Rewarding?... You have no idea!
ANCHORS
As it's getting too dark to run the reefs I am told there is one more place we will have to get to tomorrow. "Where is the last village?" I ask. "Clear on the other side, where we've been working at starting the second church, the hardest hit there is our new Nazarene family who have given land for the church, they and others have lost all their crops!" This strange severe storm must have crossed right over the middle of this long island in a straight line... effecting no-one on either side of it's path. It's very dark by the time I put out two anchors so that I will sleep and not worry about the anchor dragging. Once everyone gets off the boat I flick on the anchor light and drop exhausted onto one of the wooded benches... only rarely half waking throughout the night to some sound or to flash on the spot-light to check my bearings with the shore.
COFFEE
By dawn I'm working my way through a steaming cup of hot coffee (which solves most problems) when the first people come. By the time I leave, I have to draw the line at my maximum of 17 passengers, plus those who go in the coastal boat. Some hours later we have delivered the last of the food - who would have believed when we were buying it by faith 36 hours earlier that some would need to go to members of our own Nazarene church that at the time we'd heard nothing about, but who desperately needed it. God's like that! He does that kind of thing! And the sickness? Both of us are doing much better. Obviously this is why I couldn't go to Samoa this last week.
THANK YOU
As you've been a part of this ministry, it's possible one day God will say to you... "hey you know one day on a distant Pacific Island, I was hungry and you fed me... look over here" and introduce to you some people from some islands of Fiji that really needed help quickly this week.

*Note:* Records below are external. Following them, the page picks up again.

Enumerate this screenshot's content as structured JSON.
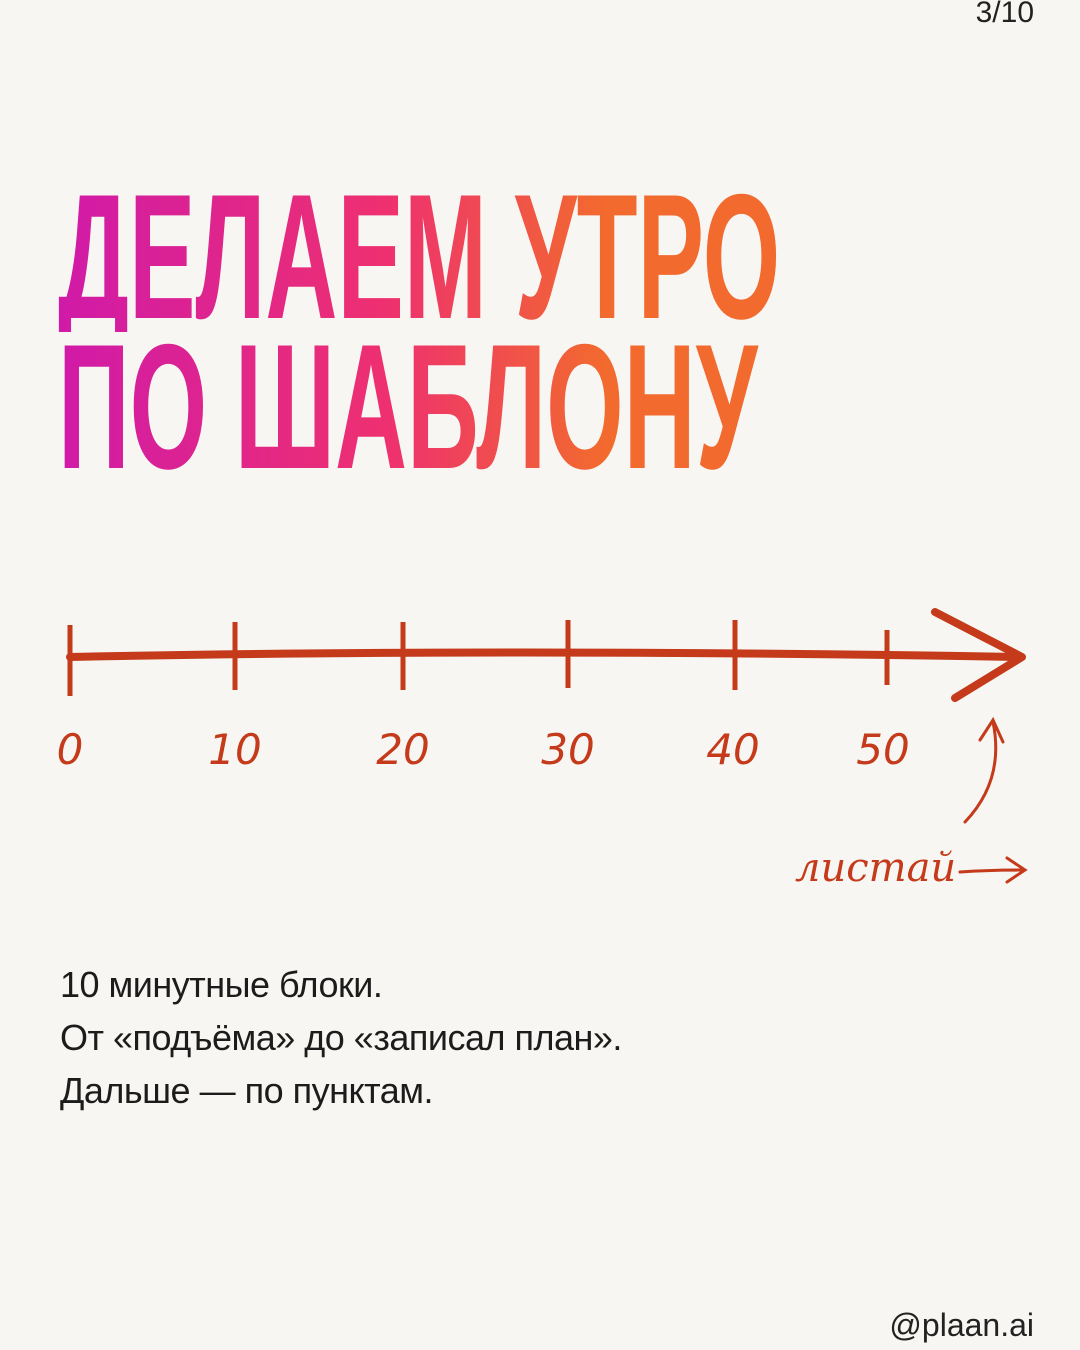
{
  "page_indicator": "3/10",
  "title": {
    "line1": "ДЕЛАЕМ УТРО",
    "line2": "ПО ШАБЛОНУ →"
  },
  "colors": {
    "gradient_start": "#d01aa8",
    "gradient_end": "#f26a2e",
    "sketch": "#c43a1a"
  },
  "timeline": {
    "ticks": [
      "0",
      "10",
      "20",
      "30",
      "40",
      "50"
    ],
    "arrow_icon": "arrow-right-icon"
  },
  "swipe_hint": {
    "label": "листай",
    "icon": "arrow-right-icon"
  },
  "body": {
    "lines": [
      "10 минутные блоки.",
      "От «подъёма» до «записал план».",
      "Дальше — по пунктам."
    ]
  },
  "handle": "@plaan.ai"
}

Working with you for Him, for the people of the South Pacific,
Harmon
p.s. I just found out as I was writing this that the 16mm JESUS Film projector has been stolen -
- after writing the first part of this sentence I turned the computer off to go and deal with the robbery. The police reports have already been filed as the robbery was now about 48 hours old. The thieves also stole the church's sound system where we had the projector. A few minutes ago the pastor called me, this is what he said; "we were just having a prayer meeting, praying about the robbery... I saw something over against the wall under an open window and there was the JESUS Film projector - returned!"
p.s.s. Please pray that Tropical Cyclone 'Gina' to our North West will not track towards us here in Fiji.